This I Believe
In case you aren't familiar with "This I Believe," it was a five-minute CBS Radio Network Program, originally hosted by journalist Edward R. Murrow from 1951 to 1955. The show encourages both famous and everyday people to write short essays about their own personal motivation in life and then read them on the air. This I Believe became a cultural phenomenon that stressed individual belief rather than religious dogma. Its popularity both developed and waned within the era of US Senator Joseph McCarthy and the Cold War.
Contemporarily, in May 2009, This I Believe, Inc. moved its broadcast operations to the Public Radio International (PRI) program Bob Edwards Weekend and the related Sirius XM program The Bob Edwards Show. These programs feature a weekly This I Believe segment which airs first on Fridays on Sirius XM then on the following weekend on PRI's Bob Edwards Weekend. Beginning in September 2010, Edwards has each week been airing a new contemporary This I Believe essay, written by one of the tens of thousands of listeners who have submitted essays to This I Believe, Inc. since the beginning of their public radio series in 2005.
I believe that it is important to listen to what your gut is telling you and take time to nurture your soul. The following is my modest contribution to Mr. Murrow's "This I Believe" legacy.
Being born with a disability has made me a stronger person. My spirit is larger than my physical body. My spirit is what is connected to the Universe and my gift from God. But being disabled has brought experiences into my life that have taught me determination, empathy, creativity and communication skills that I don’t know that I would have if I was not disabled.
I know I truly did marry my soul mate, because as corny as it sounds, yes, he does complete me.
I know I will never have another bond with an animal like I had with my late dog, Ernie. He was meant to be my doggie angel on earth. And now in heaven, he is watching over me, along side with my mom and my grandparents.
I believe for all the things I do understand, there are just as many things that I don’t. And that is okay. Life is the blessing we are given to try to figure it all out along the way.
I expect that a person should take responsibility for his or her actions. And even when a person is victimized, they have a choice about being a victim. I hate that cruel and evil things happen in this world, but I think we all have choice to how we react to such actions.
One day I know I will be a published author and a distinguished speaker on a lecture circuit. Note I didn’t say bestseller or highly paid. Not because I feel I’m not worthy of such adjectives, but rather, that money just doesn’t motivate me. I’m blessed to live comfortably and share what I can. As I often say, you aren’t going to take it with you.

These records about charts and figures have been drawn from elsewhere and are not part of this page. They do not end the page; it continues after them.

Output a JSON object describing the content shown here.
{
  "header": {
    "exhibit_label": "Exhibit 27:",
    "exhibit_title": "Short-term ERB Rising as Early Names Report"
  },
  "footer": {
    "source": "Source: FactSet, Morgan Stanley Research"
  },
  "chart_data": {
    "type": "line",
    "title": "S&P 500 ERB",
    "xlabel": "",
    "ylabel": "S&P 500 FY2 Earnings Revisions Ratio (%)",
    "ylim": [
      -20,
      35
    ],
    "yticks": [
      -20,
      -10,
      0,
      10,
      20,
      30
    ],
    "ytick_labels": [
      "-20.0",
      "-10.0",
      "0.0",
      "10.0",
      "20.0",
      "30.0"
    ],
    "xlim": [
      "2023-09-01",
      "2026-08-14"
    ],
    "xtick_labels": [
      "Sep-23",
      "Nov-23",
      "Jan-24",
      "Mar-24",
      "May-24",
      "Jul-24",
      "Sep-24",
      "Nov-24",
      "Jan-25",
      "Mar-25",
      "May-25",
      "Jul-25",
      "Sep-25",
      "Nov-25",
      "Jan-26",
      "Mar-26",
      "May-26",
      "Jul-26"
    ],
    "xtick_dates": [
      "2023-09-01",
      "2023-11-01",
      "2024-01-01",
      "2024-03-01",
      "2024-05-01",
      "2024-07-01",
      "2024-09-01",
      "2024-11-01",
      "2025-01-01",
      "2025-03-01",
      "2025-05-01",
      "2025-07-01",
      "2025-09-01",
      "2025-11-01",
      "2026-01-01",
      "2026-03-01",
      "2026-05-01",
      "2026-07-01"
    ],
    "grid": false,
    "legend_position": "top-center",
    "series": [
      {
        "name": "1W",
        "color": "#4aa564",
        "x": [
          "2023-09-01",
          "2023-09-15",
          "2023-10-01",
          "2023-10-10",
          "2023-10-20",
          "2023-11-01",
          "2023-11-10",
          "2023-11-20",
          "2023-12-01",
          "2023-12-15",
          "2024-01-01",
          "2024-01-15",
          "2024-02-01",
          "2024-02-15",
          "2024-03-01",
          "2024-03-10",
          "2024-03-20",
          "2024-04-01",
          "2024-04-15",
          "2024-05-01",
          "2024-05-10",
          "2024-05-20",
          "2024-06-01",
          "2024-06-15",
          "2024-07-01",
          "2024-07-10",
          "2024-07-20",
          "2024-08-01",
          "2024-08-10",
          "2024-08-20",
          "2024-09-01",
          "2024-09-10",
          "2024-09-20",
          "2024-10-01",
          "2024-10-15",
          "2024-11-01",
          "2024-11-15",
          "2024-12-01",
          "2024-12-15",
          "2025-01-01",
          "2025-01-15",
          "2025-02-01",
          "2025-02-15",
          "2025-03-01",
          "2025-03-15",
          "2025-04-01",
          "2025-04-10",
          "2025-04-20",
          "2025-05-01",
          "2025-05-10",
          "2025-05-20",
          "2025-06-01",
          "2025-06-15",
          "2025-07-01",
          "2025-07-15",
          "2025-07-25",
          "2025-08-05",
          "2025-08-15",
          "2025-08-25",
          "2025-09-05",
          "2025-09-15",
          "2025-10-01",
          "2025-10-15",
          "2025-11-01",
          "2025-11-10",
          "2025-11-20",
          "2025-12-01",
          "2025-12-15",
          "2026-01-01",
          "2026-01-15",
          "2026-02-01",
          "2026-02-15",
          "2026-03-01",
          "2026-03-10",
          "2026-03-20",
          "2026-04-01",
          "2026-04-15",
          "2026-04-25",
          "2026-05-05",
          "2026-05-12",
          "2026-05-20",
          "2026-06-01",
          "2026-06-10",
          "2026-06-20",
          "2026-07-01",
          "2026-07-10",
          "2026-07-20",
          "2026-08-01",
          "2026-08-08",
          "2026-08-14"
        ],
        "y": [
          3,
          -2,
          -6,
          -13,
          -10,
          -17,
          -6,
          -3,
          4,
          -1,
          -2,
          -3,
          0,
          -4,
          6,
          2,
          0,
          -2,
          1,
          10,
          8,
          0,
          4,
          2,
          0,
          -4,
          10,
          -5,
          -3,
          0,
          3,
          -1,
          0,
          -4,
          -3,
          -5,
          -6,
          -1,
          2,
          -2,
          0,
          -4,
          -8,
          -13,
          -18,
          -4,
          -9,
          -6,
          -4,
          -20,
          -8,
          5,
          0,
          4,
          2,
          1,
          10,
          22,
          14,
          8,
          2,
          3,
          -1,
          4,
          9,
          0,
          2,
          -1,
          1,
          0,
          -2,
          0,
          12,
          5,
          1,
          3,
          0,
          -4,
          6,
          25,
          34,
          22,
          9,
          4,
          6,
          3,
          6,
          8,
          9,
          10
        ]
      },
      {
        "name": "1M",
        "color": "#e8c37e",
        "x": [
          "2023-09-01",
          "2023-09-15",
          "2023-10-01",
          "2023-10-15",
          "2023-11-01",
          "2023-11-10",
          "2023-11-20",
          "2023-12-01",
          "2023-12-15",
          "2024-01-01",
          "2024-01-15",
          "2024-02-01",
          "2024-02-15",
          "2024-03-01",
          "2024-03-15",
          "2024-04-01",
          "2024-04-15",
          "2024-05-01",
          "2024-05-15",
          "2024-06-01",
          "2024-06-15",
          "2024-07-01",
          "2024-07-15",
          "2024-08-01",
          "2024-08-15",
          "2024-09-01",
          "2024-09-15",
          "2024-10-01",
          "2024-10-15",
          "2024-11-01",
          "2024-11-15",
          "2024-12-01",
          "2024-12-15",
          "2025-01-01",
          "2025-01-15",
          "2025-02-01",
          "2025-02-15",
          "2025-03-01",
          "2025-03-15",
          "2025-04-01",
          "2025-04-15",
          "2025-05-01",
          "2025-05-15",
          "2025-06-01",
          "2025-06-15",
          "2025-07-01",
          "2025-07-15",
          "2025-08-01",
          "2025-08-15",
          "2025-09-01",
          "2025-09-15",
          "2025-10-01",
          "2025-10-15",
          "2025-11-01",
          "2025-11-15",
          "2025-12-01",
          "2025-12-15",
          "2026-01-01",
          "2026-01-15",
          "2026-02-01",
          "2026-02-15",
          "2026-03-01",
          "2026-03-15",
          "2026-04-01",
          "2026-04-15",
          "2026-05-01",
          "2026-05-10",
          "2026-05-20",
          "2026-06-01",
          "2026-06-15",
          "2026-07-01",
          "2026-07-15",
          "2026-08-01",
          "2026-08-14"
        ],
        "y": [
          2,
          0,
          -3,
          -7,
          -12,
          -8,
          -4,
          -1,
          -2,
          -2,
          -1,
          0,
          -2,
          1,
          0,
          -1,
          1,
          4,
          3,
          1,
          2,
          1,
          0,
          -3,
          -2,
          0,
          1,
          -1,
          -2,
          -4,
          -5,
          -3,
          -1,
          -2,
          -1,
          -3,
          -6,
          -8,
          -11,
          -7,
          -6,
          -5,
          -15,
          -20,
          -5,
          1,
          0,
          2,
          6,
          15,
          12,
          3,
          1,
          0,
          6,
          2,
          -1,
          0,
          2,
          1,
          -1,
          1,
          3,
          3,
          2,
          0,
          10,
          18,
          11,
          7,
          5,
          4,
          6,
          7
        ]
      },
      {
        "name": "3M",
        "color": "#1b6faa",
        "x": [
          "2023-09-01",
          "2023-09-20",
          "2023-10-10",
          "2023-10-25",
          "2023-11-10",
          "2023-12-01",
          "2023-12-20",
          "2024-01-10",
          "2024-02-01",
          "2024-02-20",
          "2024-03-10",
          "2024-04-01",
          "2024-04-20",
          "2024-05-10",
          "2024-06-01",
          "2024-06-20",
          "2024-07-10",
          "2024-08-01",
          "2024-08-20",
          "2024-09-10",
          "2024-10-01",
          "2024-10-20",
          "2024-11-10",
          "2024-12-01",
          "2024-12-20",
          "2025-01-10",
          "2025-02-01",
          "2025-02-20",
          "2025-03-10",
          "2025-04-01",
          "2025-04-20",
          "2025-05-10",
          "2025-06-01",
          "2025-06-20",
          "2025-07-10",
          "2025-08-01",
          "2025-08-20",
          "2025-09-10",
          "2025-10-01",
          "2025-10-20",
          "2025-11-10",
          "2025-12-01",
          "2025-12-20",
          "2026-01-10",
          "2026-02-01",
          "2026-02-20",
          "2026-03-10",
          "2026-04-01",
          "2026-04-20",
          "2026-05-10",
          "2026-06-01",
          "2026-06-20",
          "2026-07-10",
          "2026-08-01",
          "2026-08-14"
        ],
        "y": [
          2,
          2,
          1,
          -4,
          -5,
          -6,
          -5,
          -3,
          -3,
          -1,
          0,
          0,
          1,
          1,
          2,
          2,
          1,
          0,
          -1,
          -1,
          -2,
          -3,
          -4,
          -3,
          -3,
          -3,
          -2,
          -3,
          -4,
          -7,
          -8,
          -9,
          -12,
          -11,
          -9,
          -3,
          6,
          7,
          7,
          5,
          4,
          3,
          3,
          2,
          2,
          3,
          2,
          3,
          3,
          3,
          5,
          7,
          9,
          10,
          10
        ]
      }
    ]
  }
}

So what is your "This I Believe?"
I admire Murrow a lot for simply his journalistic integrity, something we sadly don't see a lot of in today's info-tainment heavy media. But beyond that what I resonates with me about "This I Believe" is it encourages courage. It takes a moment of objectivity, and allows for a moral footnote of subjectivity. Every side has a story. Every microphone can be a pulpit for opinion. It is the great thought leaders, however, who recognize that opportunity. And hopefully commentate on a life better for us all.